Nellie Hanning in Fordair

She had a little home in Fordair, it was a one bedroom cottage from the days when houses were bought and moved to a new location. Her house sat on old railroad ties from Coulee City. It had no other foundation. It was sided with a baked red colored tar paper, and surrounded by flower beds. In the spring it was alive with scents and smells as greedy bees collected pollen. Next to her little house she had a garage, in which she parked her 1964 Rambler. One day she decided to have all three of us kids paint it silver, with brushes. The end result was visible drips and brush strokes down the length of the car. She named it “The Silver Streak” and it remained that way for the rest of her life.

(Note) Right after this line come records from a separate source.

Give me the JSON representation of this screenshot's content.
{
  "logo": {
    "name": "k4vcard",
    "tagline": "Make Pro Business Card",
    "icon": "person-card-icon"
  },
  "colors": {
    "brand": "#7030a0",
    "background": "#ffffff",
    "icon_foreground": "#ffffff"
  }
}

We would have sleepovers, outside on the slightly pitched roof of her garage. We would all climb up there on a ladder, roll out our sleeping bags and lay out under the stars. Sometimes she would stand on the roof and call out to the coyotes down by Banks Lake, and they would call back. In her house she kept cans of honey with the lid off and they would crystalize into candy, she also kept bread in the cupboard and when it got hard and dry she would make toast out of it. She would gargle with turpentine to cure a sore throat. Her best friend and neighbor was Bonny Clyde, who would greet us kids at the door usually with treats. She lived in what was at one time a store and gas station that had been converted into a house. Bonny was blind, and wore dark glasses but still seemed to be able to amble around quiet easily in her house, which still had the odd shelving and monotone appearance of the store it used to be in Fordair, where my Great Grandma Nellie Hanning lived.